Mise en situation #3: mise à jour de dépendance non maitrisée

Tiens, je vois qu'on utilise la version 1.3.0 de some-util-library, mais d'après ce que j'ai lu sur GitHub y'a un patch correctif sur le bug qu'on a remarqué la semaine dernière, il faut juste passer à la version 1.3.2

⛔ Facile, j'ouvre le ficher package.json et je remplace ^1.3.0 par ^1.3.2, puis je lance npm install, ça va mettre la librairie à jour et régler le problème !

En gardant la syntaxe ^1.y.z, j'ai demandé à npm d'installer la dernière version de some-util-library commençant par un 1.

Peut-être que je viens d'installer sans faire exprès la version 1.18.3, qui n'est pas du tout retro-compatible avec mon projet (et oui, les maintainers de modules npm ne respectent pas toujours les règles du semantic versioning !)

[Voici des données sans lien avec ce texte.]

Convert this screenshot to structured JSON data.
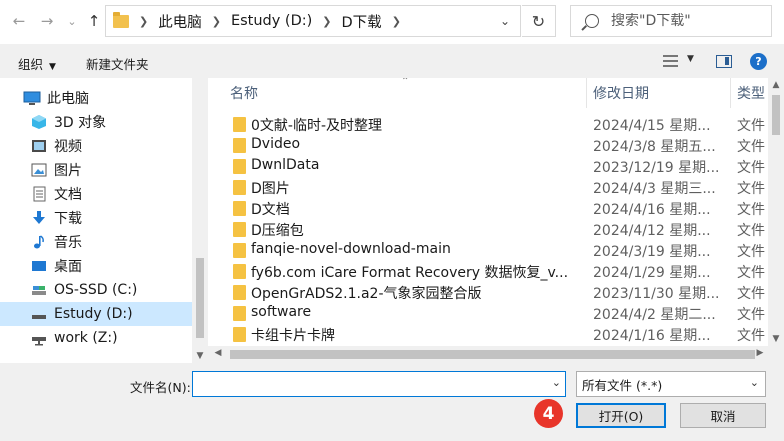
{
  "address": {
    "crumbs": [
      "此电脑",
      "Estudy (D:)",
      "D下载"
    ],
    "search_placeholder": "搜索\"D下载\""
  },
  "toolbar": {
    "organize": "组织",
    "new_folder": "新建文件夹"
  },
  "nav": {
    "items": [
      {
        "label": "此电脑",
        "icon": "pc-icon"
      },
      {
        "label": "3D 对象",
        "icon": "cube-icon"
      },
      {
        "label": "视频",
        "icon": "video-icon"
      },
      {
        "label": "图片",
        "icon": "picture-icon"
      },
      {
        "label": "文档",
        "icon": "document-icon"
      },
      {
        "label": "下载",
        "icon": "download-icon"
      },
      {
        "label": "音乐",
        "icon": "music-icon"
      },
      {
        "label": "桌面",
        "icon": "desktop-icon"
      },
      {
        "label": "OS-SSD (C:)",
        "icon": "drive-icon"
      },
      {
        "label": "Estudy (D:)",
        "icon": "drive-icon"
      },
      {
        "label": "work (Z:)",
        "icon": "network-drive-icon"
      }
    ],
    "selected": "Estudy (D:)"
  },
  "columns": {
    "name": "名称",
    "date": "修改日期",
    "type": "类型"
  },
  "files": [
    {
      "name": "0文献-临时-及时整理",
      "date": "2024/4/15 星期...",
      "type": "文件"
    },
    {
      "name": "Dvideo",
      "date": "2024/3/8 星期五...",
      "type": "文件"
    },
    {
      "name": "DwnlData",
      "date": "2023/12/19 星期...",
      "type": "文件"
    },
    {
      "name": "D图片",
      "date": "2024/4/3 星期三...",
      "type": "文件"
    },
    {
      "name": "D文档",
      "date": "2024/4/16 星期...",
      "type": "文件"
    },
    {
      "name": "D压缩包",
      "date": "2024/4/12 星期...",
      "type": "文件"
    },
    {
      "name": "fanqie-novel-download-main",
      "date": "2024/3/19 星期...",
      "type": "文件"
    },
    {
      "name": "fy6b.com iCare Format Recovery 数据恢复_v...",
      "date": "2024/1/29 星期...",
      "type": "文件"
    },
    {
      "name": "OpenGrADS2.1.a2-气象家园整合版",
      "date": "2023/11/30 星期...",
      "type": "文件"
    },
    {
      "name": "software",
      "date": "2024/4/2 星期二...",
      "type": "文件"
    },
    {
      "name": "卡组卡片卡牌",
      "date": "2024/1/16 星期...",
      "type": "文件"
    }
  ],
  "bottom": {
    "filename_label": "文件名(N):",
    "filename_value": "",
    "filetype_value": "所有文件 (*.*)",
    "open_label": "打开(O)",
    "cancel_label": "取消"
  },
  "annotation": {
    "step_badge": "4",
    "badge_color": "#e8352a"
  }
}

Si j'avais voulu installer spécifiquement la version 1.3.2, j'aurais pu enlever le ^ devant le numéro de version, voire le remplacer par un ~ pour autoriser uniquement les patchs correctifs.

Conclusion

Voilà, j'espère que vous avez appris des trucs intéressants, et que vous ne ferez plus jamais un npm install sans comprendre ce que cela implique.

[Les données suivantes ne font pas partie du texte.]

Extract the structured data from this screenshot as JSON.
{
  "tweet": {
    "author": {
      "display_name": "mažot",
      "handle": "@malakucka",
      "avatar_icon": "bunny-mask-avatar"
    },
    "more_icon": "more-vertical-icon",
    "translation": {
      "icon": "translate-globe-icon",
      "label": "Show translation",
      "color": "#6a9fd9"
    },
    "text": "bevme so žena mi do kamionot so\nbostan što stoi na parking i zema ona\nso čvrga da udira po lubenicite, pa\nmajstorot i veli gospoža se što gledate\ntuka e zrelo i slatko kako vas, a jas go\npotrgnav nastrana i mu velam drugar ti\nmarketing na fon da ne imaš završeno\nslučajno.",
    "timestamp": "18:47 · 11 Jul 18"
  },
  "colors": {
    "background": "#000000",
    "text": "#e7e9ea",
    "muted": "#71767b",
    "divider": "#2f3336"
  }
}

Je conclus cet article avec quelques bonnes pratiques générales, n'hésitez pas à commenter ci-dessous si vous voyez des points à ajouter:

  1. Ne jamais faire un npm install sans package-lock.json ou avec un fichier illisible (avec un marqueur de conflit par exemple)
  2. Prendre l'habitude d'utiliser la commande npm ls plutôt que d'aller lire le contenu du  package.json et du package-lock.json
  3. Toujours se questionner si votre pull request ou celle d'un collègue comporte un diff de package-lock:
    1. Si le package.json n’a pas changé, ça sent la mauvaise pratique dans 99% des cas (le 1% restant correspond à un npm audit fix). Vous devriez faire un revert de ce fichier.
    2. Si une dépendance a été rajoutée ou mise à jour, le diff doit faire quelques dizaines de lignes maximum ! Si vous voyez des centaines de différences, ça sent encore une fois la mauvaise pratique.